Bank of Ireland has been fined €24.5 million by the Central Bank.
The fine relates to the company's failure to have a proper contingency system in place in the event of a serious IT disruption to its services.
The Central Bank says deficiencies were repeatedly identified from 2008, but it took 11 years for the bank to fully address them.
Bank of Ireland was initially fined €35 million, but that was reduced by 30% under a settlement discount scheme.
The Central Bank says BoI admitted to five contraventions, which occurred between 2008 and 2019.
Seána Cunningham, the regulator's director of enforcement, said modern banks are "wholly dependent" on reliable and resilient IT systems.
She said: “Without an effective IT service continuity framework, significant IT disruptions, particularly if they were to happen in a bank, could have a very serious impact on millions of customers who rely on ready access to their funds and services to keep their everyday lives and businesses moving.
“From 2008 until 2019, BOI was in breach of key regulatory provisions regarding IT service continuity, arising from deficiencies that were repeatedly identified between 2008 and 2015 in third party reports.

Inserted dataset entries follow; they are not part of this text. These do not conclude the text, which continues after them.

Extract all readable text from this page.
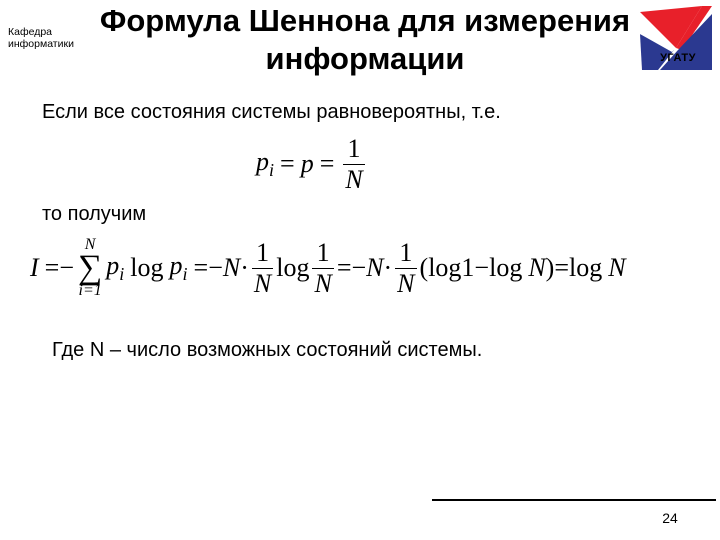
Кафедра
информатики
Формула Шеннона для измерения
информации	УГАТУ
Если все состояния системы равновероятны, т.е.
$p_i = p = \frac{1}{N}$
то получим
I = −
N
∑
i=1
$p_i$ $\log p_i$ = − $N \cdot \frac{1}{N}$ $\log \frac{1}{N}$ = − $N \cdot \frac{1}{N}$ ( log1 − log N ) = log N
Где N – число возможных состояний системы.
24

However, steps to address these deficiencies only commenced in 2015.
“The extent and duration of these breaches were particularly serious given the ‘always on’ nature of the services BOI provides and how pivotal IT is to the entirety of its business operations."
She said the impact of the breaches meant that BOI "may not have been able to ensure continuity of critical services" had a severe disruption happened.
In a statement, Bank of Ireland said they've "co-operated fully, proactively and voluntarily" during the investigation.
They said: "Bank of Ireland fully acknowledges, and sincerely apologises for, each of these breaches which should not have arisen.
"To comprehensively address these breaches the Bank has invested heavily in IT service continuity, completing an extensive Groupwide programme of work between 2015 and 2019.
"This has included technology investment such as infrastructure and network upgrades, and enhanced testing, planning and internal procedures."